The talk was written in showoff, Scott Chacon's Sinatra application for building browser-based slides. I suggest you give showoff a go for your next talk; I thoroughly enjoyed the process of using it to create mine. It freed me from the burden of colours, transitions, layout, and positioning, and let me concentrate on the most important aspect of my talk, its content. It also means that you can view the slides online (thanks, Heroku!) as well as their source code.
The BarCamp Canberra organisers did a great job: everything went smoothly and the turnout was excellent. It was interesting for me to see the goings-on outside the Ruby circuit that I usually frequent.
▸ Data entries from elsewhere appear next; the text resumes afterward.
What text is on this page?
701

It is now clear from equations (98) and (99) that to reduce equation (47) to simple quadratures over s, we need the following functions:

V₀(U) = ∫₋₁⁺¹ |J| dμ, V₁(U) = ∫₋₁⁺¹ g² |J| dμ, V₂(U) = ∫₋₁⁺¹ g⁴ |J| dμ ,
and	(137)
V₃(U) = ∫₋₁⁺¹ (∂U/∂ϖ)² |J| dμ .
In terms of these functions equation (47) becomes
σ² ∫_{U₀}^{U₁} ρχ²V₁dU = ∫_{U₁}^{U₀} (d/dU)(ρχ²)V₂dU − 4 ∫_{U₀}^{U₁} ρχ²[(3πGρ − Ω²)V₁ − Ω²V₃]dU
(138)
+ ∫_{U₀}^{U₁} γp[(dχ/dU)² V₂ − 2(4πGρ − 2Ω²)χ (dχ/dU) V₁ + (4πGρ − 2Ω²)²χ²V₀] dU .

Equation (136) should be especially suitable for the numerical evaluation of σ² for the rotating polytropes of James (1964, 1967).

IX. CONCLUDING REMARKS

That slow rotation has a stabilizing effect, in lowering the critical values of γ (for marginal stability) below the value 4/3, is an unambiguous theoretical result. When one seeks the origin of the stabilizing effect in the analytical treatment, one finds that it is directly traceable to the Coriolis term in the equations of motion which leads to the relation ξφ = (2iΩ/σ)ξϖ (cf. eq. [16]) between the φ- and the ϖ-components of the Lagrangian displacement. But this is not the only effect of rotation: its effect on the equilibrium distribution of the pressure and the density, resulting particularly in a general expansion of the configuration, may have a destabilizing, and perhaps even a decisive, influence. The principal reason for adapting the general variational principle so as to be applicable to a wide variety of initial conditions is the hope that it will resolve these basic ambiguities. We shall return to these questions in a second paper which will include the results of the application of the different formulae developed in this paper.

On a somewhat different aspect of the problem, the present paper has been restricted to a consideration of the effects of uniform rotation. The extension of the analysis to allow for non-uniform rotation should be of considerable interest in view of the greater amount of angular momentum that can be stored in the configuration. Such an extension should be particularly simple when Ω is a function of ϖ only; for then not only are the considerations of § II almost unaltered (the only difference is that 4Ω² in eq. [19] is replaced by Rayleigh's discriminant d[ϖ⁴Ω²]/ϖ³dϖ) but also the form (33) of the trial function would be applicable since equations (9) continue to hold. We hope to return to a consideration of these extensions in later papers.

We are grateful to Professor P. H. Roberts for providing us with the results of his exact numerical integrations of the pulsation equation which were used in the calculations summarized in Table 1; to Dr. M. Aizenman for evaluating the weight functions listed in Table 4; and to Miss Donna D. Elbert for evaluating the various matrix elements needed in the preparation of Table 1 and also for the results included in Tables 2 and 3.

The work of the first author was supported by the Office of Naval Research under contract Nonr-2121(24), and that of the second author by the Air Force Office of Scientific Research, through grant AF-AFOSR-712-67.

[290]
Max and I were also able to showoff our little web/iPhone hybrid app we built using Symphony and Titanium.
The proclaimed outcome of the day (according to twitter, anyway) was an increased motivation to go out and do, the program of talks was a little light on the kind of hands-on technical topics that equip people to take action and create something. In this way, I think that Ruby hackers or other web or application developers are in a position to make an important contribution to BarCamps or other similar events. It's a great opportunity to revisit the basics (or even hit on something advanced) and share it with others.